■ 跳ぶのを待つのもなわとび
今回は「タイミングのこと」。
学校でクラブの時間がありました。
なわとびクラブは2校続けて10年以上になりました。もう異動(転勤)だろうな …… と思っていたら残ったので、クラブももう1年やらせてもらえます。年5回ですが。
そんなクラブ、初回は側振とび(サイドクロス)や回転とび(180)をメニューに入れてます。何年かやってきて気になっていたのが、形ができないまま跳んでしまう子でした。
初めて違うテンポに出会っているのでしょう。
回数を追うことの多い体育のなわとびは、一定のリズムです。同じ技を連続で跳びつづけるからです。あやとびだって腕の形は変わっても、[ 交差-開く ]を同じリズムで繰り返すのは他の技と変わりません。
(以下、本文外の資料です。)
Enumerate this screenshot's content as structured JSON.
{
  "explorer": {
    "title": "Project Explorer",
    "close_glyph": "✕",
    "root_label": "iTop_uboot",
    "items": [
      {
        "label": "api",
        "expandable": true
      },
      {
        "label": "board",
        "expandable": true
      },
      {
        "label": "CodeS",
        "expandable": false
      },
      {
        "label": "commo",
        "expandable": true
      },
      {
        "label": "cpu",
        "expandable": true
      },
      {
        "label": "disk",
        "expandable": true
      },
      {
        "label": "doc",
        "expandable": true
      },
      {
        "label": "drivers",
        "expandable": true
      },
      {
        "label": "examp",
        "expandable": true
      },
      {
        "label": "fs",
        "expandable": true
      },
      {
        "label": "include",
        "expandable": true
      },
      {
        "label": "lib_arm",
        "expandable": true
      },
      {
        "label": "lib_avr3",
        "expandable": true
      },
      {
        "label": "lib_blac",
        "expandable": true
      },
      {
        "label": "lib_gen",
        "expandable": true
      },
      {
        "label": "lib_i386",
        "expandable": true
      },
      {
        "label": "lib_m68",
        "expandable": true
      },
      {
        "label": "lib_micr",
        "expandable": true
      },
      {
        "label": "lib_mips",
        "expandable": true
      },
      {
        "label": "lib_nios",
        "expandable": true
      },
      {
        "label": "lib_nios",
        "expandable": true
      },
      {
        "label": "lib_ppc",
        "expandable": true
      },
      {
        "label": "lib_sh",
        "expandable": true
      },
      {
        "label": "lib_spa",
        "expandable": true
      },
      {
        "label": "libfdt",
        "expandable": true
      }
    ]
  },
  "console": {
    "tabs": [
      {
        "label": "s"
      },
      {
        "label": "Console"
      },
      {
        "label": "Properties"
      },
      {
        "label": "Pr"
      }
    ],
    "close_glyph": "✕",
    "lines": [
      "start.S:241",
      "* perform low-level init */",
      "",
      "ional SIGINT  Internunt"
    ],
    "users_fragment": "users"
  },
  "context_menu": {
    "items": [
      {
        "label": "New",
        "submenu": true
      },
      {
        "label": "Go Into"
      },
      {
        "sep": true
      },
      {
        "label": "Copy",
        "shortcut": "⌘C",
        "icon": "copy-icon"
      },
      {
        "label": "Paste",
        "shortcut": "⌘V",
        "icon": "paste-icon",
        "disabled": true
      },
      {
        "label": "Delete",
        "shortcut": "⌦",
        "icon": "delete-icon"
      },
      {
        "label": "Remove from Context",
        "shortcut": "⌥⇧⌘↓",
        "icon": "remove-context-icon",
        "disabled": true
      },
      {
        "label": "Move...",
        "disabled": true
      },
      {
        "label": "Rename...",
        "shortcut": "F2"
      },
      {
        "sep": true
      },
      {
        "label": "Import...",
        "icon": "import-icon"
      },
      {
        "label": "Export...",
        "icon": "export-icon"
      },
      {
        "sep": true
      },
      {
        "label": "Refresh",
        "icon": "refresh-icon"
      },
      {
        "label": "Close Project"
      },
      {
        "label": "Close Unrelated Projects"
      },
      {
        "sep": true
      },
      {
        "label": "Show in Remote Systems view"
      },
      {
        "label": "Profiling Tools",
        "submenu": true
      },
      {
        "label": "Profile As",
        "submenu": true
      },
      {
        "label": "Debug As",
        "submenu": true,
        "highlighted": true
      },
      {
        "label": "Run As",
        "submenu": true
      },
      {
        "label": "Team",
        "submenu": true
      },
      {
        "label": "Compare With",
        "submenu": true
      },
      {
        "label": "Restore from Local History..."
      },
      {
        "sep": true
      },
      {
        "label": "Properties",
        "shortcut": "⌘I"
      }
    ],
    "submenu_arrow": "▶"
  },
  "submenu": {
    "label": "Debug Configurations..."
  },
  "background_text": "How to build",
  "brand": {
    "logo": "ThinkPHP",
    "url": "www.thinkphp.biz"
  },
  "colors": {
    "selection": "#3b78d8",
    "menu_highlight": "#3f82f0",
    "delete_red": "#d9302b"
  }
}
側振とびや回転とびは、そこに「待ち」が入るんですよね。
横に振るときや体の向きを変えるときに、跳ばない間(ま)ができるのです。側振とびなら体の前に縄が来るのを待つ時間ですし、回転とびなら体の向きを変えてもう一度回すタイミングを作る時間。
これまで、回して、跳んで、回して …… と一定のリズムだったのが、「待ち」のぶんだけテンポがズレるわけです。形を作れなくてやぶれかぶれで跳んでしまう心理状態もあると思いますが、「いつまでも跳ばない」ことに耐えられずにあせって跳んでしまう、テンポのズレもあるのかなと思っています。
なので、「回るまで跳ばない」待ちの姿勢が必要になるのですね。
縄が回るまで。体が回るまで。
側振とびも回転とびも、回るまで待つ要素が含まれる技です。横に振る要素でつながっている技でもあるので同じ日のメニューに組みこんでいますが、「待ってから跳ぶ」というアドバイスを共通して使えますし、繰り返し伝えることで記憶に残りやすいメリットもあることに、この1~2年で気づきました。
跳ばない子もいるんですよ。わからないので手が止まる子。
そういう子は手や体の動きにしぼって教えればすみます。一方で、わからないままジャンプして混乱してしまう子ほど、跳ばずに待つことで、まず回す(回る)ことに気づけると思います。
回しかた(回りかた)を覚えるほうがたいへんなので、待つだけならそんなに高い壁にはならないでしょう。どうしてもつられてしまう子には苦しいかもしれませんが……。
上手になるほど、待つのは大切になります。
選手クラスだと特殊交差を入れて3重とびや4重とびするのが普通ですが、短く速い時間の中で、ちゃんと縄が通るのを待ってるんですよね。縄を待てるようになることが上達でもあります。
間(ま)というと、2重とびのように跳び終えてから次に縄が来るまで待つタイミングで使われることが多い言葉です。縄の緩急をコントロールして作るリズム・テンポと言ってもいいでしょう。
側振とびや回転とびは、さしずめ、縄の空打ちをコントロールできるか、といったところでしょうか。